Inventoriable and period costs are also a type of classification of costs. Inventoriable costs can be defined as costs that become part of inventories such as raw material, work in progress, and finished goods inventory present in the balance sheet of any business. On the other hand, period costs are all additional costs that are not inventoriable costs. Period costs are incurred and expensed in the Profit and Loss Statement in the period they are incurred.
Inventoriable costs, in a manufacturing concern, can be defined as all direct material, direct labor, and manufacturing costs. These costs are incurred while the product is being manufactured, but all of these are not expensed to the profit and loss accounts in the same period. These costs become part of 3 types of inventories and sit on the balance sheet. When these inventories became finished goods and sold, Inventoriable costs transform into the cost of goods sold, thereby part of the profit/loss statement.

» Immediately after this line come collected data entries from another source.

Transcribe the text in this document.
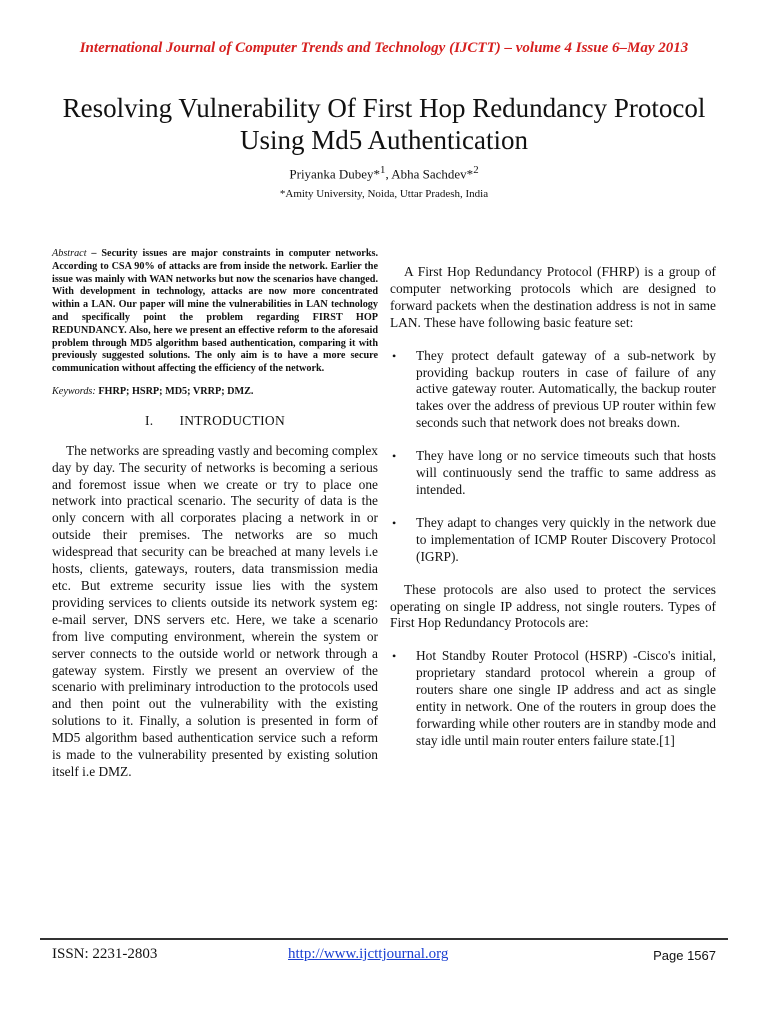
International Journal of Computer Trends and Technology (IJCTT) – volume 4 Issue 6–May 2013
Resolving Vulnerability Of First Hop Redundancy Protocol Using Md5 Authentication
Priyanka Dubey*$^1$, Abha Sachdev*$^2$
*Amity University, Noida, Uttar Pradesh, India

Abstract – Security issues are major constraints in computer networks. According to CSA 90% of attacks are from inside the network. Earlier the issue was mainly with WAN networks but now the scenarios have changed. With development in technology, attacks are now more concentrated within a LAN. Our paper will mine the vulnerabilities in LAN technology and specifically point the problem regarding FIRST HOP REDUNDANCY. Also, here we present an effective reform to the aforesaid problem through MD5 algorithm based authentication, comparing it with previously suggested solutions. The only aim is to have a more secure communication without affecting the efficiency of the network.

Keywords: FHRP; HSRP; MD5; VRRP; DMZ.

I. INTRODUCTION

The networks are spreading vastly and becoming complex day by day. The security of networks is becoming a serious and foremost issue when we create or try to place one network into practical scenario. The security of data is the only concern with all corporates placing a network in or outside their premises. The networks are so much widespread that security can be breached at many levels i.e hosts, clients, gateways, routers, data transmission media etc. But extreme security issue lies with the system providing services to clients outside its network system eg: e-mail server, DNS servers etc. Here, we take a scenario from live computing environment, wherein the system or server connects to the outside world or network through a gateway system. Firstly we present an overview of the scenario with preliminary introduction to the protocols used and then point out the vulnerability with the existing solutions to it. Finally, a solution is presented in form of MD5 algorithm based authentication service such a reform is made to the vulnerability presented by existing solution itself i.e DMZ.

A First Hop Redundancy Protocol (FHRP) is a group of computer networking protocols which are designed to forward packets when the destination address is not in same LAN. These have following basic feature set:

• They protect default gateway of a sub-network by providing backup routers in case of failure of any active gateway router. Automatically, the backup router takes over the address of previous UP router within few seconds such that network does not breaks down.
• They have long or no service timeouts such that hosts will continuously send the traffic to same address as intended.
• They adapt to changes very quickly in the network due to implementation of ICMP Router Discovery Protocol (IGRP).

These protocols are also used to protect the services operating on single IP address, not single routers. Types of First Hop Redundancy Protocols are:

• Hot Standby Router Protocol (HSRP) -Cisco's initial, proprietary standard protocol wherein a group of routers share one single IP address and act as single entity in network. One of the routers in group does the forwarding while other routers are in standby mode and stay idle until main router enters failure state.[1]
ISSN: 2231-2803	http://www.ijcttjournal.org	Page 1567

In a manufacturing concern, period costs can be defined as all those costs incurred and expensed to profit and loss accounts in the same period. For example, administration cost, finance cost, and selling and distribution costs are period costs. These expenses do not give benefits in the future periods or are very difficult to evidence their benefit. Therefore, these costs are expensed to the P/L statement in the incurred period.
In a manufacturing concern, all the direct material, labor, and manufacturing expenses are inventoriable costs. Other costs such as administration, finance, and selling and distribution costs are period costs.
In trading concerns, the acquisition costs of goods sold in the same form are considered inventoriable costs. These would include the purchase cost of goods, inward freight cost, handling, etc., and all other costs which are necessary to bring goods in a position to be sold by the trader. Apart from these costs, all costs are the period cost for trading concerns.
In a service concern, all the costs are considered period costs because there are no inventories in the service sector.
Difference between Inventoriable and Period Costs
|These costs may be incurred in one period and expensed in another year.
|These costs are incurred and expensed in the same period.
|These costs become part of any of the three inventories – raw material, work in progress, and finished goods.
|These costs do not form part of any inventories.
|Becomes part of the balance sheet in the form of inventories on the asset side.
|Do not become part of the balance sheet in any form.
|These costs exist in manufacturing and trading concerns.
|These costs exist in manufacturing, trading, and service concerns.
To conclude, we can say that the inventoriable and period costs are differentiated because of the matching concept of accounting. Conceptual understanding of accounts says that we should record all those expenses in the P/L statements in the particular period, which are related to the revenues of that particular period. Since the benefit of inventoriable costs is also available to future periods, the part of inventoriable costs that benefit the future periods are taken to the next period and are inventoried in the balance sheet. On the other hand, the period costs normally tend to benefit the current period. No benefits of those expenses are normally available in the future period; these costs are matched to revenues of the same period.